Turkish national cross-country skier (born 1992)

Rojbin Ören (born 1992) is a Turkish former national cross-country skier, physical education teacher, and coach.

== Biography ==
Ören was born in Yüksekova, Hakkari. She began skiing at the age of 11, inspired by the athletic successes of her brother and uncle. Despite the harsh winter conditions and high altitude of her hometown, she utilized the environment to her advantage to develop her skills.

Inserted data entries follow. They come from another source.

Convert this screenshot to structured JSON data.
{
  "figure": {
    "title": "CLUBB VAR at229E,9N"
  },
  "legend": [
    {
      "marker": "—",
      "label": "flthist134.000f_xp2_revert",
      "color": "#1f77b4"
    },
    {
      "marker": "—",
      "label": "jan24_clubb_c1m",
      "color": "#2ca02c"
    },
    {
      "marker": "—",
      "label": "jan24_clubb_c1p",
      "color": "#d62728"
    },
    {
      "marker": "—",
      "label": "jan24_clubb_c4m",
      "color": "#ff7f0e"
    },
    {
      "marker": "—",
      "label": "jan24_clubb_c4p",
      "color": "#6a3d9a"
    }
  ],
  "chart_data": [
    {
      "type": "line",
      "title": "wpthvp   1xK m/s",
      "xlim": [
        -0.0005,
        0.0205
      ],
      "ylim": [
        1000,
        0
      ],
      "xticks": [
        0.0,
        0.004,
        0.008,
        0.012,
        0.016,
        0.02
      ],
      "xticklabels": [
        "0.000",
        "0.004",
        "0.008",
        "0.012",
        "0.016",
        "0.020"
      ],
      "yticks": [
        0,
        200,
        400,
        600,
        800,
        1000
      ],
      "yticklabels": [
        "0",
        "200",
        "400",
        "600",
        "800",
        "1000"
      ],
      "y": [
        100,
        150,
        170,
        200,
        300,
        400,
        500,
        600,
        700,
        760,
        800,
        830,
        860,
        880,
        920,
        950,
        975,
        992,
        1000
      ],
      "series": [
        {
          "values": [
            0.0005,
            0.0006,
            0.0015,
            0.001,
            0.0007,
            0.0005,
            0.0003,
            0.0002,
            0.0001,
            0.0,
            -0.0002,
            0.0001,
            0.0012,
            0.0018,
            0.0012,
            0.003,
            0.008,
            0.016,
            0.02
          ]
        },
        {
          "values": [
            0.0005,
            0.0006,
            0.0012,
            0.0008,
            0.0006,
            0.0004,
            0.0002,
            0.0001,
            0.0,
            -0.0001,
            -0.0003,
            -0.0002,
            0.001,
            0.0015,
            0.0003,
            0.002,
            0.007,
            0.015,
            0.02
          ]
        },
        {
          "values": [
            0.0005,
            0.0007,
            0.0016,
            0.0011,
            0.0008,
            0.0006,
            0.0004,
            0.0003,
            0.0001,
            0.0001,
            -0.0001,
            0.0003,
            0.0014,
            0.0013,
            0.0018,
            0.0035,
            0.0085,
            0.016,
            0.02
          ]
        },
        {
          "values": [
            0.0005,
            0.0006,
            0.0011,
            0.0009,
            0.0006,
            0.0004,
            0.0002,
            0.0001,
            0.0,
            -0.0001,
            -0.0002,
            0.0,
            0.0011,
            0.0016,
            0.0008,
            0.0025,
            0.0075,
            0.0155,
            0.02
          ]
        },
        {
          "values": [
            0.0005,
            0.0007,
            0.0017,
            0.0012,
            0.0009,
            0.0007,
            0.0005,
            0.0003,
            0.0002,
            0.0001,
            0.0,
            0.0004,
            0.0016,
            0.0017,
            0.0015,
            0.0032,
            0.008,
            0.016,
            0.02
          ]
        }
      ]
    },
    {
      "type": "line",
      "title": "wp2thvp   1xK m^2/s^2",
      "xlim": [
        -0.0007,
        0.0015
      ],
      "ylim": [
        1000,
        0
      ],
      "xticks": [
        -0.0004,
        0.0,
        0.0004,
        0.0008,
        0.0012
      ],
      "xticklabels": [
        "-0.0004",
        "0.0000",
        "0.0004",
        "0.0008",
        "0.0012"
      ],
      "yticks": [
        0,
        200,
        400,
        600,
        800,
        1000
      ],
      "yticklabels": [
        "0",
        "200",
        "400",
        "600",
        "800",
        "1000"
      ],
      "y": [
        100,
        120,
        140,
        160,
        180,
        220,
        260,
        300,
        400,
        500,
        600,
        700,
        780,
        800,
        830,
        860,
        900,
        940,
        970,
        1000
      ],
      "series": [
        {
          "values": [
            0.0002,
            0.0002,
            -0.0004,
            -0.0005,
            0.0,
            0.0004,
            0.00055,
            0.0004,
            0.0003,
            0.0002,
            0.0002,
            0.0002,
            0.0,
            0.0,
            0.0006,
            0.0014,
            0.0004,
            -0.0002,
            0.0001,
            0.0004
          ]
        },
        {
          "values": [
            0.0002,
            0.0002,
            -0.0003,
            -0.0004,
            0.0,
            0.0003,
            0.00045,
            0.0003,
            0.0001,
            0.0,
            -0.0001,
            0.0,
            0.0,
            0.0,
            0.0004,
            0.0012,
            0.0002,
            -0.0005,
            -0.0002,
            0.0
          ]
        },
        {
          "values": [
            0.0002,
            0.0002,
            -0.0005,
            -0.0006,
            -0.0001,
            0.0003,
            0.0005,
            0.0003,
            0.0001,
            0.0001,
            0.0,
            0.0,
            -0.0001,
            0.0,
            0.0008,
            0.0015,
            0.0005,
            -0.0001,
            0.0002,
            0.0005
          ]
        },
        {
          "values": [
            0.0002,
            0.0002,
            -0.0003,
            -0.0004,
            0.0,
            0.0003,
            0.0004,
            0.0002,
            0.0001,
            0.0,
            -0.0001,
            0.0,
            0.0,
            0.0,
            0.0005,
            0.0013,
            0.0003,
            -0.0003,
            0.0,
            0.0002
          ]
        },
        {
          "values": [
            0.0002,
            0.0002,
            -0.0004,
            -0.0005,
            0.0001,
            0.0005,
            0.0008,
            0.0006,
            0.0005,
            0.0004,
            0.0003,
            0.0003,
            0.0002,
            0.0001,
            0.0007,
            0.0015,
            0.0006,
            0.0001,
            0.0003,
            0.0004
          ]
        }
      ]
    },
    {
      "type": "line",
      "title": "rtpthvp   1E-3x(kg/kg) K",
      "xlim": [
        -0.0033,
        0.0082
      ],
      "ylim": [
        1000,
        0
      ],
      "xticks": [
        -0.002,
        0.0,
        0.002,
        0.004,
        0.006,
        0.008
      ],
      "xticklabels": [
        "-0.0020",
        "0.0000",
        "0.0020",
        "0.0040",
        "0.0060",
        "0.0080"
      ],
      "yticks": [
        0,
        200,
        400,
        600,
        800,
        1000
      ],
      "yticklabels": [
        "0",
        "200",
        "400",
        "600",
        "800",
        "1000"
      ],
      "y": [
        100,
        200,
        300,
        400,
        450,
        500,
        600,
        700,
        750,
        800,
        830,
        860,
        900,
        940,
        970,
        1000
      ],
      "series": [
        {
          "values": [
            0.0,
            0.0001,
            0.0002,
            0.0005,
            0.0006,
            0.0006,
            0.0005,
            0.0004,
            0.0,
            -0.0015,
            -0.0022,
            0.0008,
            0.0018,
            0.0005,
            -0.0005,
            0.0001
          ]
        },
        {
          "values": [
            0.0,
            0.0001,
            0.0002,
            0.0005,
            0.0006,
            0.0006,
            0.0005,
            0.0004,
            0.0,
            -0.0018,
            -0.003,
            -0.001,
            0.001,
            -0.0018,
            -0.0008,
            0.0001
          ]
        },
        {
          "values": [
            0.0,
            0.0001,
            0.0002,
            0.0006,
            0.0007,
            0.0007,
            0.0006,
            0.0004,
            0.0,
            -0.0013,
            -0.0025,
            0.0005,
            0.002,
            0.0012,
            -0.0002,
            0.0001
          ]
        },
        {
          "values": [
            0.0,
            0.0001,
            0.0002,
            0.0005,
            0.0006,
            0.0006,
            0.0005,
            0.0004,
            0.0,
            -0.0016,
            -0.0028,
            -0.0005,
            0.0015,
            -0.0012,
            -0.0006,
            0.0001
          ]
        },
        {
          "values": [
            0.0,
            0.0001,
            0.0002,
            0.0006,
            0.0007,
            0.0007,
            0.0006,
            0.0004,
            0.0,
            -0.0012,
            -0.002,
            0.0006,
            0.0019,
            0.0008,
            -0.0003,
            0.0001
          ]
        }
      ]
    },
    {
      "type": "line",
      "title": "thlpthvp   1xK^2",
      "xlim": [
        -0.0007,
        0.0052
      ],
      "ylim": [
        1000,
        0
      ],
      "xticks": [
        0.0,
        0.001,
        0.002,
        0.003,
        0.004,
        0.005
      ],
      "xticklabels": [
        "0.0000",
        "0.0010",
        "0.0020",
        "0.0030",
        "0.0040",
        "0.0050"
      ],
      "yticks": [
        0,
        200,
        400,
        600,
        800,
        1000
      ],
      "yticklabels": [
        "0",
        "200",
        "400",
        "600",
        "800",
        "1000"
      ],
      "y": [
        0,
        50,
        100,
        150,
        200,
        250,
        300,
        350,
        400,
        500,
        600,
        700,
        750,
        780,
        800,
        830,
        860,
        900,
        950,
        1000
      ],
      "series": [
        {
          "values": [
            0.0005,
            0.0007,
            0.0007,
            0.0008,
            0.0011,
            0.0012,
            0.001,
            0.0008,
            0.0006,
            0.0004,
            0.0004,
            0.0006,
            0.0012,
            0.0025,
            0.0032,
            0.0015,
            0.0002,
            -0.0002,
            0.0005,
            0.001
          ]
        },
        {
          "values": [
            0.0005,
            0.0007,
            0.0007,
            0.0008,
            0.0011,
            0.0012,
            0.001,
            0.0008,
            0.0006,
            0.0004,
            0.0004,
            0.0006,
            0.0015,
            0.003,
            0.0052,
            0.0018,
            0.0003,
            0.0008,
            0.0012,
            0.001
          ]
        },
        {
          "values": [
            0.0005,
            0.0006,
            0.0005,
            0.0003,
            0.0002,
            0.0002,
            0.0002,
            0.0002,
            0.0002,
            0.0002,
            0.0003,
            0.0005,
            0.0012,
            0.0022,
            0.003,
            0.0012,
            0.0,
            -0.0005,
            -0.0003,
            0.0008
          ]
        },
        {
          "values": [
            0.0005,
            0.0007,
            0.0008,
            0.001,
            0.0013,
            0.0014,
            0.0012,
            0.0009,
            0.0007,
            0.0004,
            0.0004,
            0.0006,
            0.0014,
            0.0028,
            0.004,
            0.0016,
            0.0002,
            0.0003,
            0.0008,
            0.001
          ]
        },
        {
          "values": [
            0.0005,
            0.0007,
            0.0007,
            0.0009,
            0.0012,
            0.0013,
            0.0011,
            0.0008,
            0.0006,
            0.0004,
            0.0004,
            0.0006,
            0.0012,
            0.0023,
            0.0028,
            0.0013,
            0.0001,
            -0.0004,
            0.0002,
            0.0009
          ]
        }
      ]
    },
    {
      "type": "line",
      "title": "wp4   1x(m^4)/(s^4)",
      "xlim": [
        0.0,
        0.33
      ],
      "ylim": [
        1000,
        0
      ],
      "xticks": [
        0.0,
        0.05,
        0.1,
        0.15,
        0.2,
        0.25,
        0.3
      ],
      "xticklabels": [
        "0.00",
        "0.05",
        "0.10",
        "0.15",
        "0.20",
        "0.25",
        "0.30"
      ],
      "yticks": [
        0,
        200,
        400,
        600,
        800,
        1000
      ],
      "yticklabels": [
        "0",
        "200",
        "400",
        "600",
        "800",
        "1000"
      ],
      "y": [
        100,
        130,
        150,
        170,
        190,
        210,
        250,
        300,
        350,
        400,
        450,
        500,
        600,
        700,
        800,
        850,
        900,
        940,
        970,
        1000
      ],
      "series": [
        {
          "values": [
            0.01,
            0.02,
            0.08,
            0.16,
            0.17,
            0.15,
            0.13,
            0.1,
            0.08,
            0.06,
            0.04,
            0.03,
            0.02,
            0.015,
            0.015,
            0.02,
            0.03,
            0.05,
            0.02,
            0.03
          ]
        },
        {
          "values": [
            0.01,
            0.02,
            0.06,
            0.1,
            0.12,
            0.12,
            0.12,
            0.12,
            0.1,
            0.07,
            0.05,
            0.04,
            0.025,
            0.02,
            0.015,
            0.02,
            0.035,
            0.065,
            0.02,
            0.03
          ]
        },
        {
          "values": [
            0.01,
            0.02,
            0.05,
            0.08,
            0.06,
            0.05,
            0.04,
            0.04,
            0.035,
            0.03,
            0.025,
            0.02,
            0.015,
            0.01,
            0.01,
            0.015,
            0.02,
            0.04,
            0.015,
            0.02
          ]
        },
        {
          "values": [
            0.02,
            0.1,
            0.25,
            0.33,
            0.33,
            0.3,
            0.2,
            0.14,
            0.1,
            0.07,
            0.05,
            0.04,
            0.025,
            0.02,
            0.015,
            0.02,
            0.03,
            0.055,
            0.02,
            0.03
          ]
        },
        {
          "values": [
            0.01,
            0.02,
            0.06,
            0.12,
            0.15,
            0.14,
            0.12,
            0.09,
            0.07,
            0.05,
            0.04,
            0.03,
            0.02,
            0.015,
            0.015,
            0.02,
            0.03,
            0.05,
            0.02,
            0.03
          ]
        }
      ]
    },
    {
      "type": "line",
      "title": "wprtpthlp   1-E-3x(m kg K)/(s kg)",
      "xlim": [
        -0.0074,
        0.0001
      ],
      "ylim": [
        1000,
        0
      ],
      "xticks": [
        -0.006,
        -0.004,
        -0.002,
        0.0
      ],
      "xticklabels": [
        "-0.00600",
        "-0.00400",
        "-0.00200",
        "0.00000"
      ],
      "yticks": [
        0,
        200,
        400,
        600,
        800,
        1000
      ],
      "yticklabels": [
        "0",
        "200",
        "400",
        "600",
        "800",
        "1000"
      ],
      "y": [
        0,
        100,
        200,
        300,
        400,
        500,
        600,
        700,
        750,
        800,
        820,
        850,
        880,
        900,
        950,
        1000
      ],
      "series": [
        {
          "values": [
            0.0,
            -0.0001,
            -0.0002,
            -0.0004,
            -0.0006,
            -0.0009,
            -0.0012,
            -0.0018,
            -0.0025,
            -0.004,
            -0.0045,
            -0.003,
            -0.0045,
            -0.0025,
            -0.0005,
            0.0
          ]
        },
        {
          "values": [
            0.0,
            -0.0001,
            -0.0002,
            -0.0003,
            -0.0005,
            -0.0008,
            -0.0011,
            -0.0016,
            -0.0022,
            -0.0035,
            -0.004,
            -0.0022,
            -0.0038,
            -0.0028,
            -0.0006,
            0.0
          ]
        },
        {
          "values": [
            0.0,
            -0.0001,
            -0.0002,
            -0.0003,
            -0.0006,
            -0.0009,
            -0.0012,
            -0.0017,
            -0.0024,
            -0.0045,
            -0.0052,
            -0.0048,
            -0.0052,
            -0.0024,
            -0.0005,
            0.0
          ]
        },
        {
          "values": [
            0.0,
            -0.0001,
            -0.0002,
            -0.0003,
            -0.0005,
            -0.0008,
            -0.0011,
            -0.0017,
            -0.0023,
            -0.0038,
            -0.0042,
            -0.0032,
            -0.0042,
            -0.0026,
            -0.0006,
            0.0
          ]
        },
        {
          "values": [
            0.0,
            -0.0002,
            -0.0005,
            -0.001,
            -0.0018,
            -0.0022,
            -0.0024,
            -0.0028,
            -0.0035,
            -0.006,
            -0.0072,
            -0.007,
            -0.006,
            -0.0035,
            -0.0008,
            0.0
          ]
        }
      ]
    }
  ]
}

Rojbin Ören first rose to the Turkish National Team in 2006. She achieved this rank just one year after she began her skiing career in 2005, and she is the first female athlete from her region to represent Turkey as a national athlete.

== Sporting career ==
Ören competed in cross-country skiing, Nordic disciplines, and biathlon, representing Turkey at national, European, and Balkan competitions. Between 2006 and 2013, she earned multiple podium finishes at Turkish national championships and won medals at Balkan championships. She placed sixth at a World Championship event in Italy.

She also competed in ice hockey and athletics, finishing third with her university team at the 2012 Turkish Ice Hockey Championship. Later, she served for three years as a coach for the Turkish National Ski Team, including the women’s team.

== Coaching and later career ==
After returning to Yüksekova as a physical education teacher, Ören became active in youth sports development and served as Sports, Cultural and Social Project Coordinator at the local Directorate of National Education.

She volunteers as a cross-country skiing coach for middle school students, training them near the Dilimli Dam. She believes Yüksekova’s high altitude and harsh winters provide ideal conditions for endurance sports. Under her guidance, several students have achieved national success.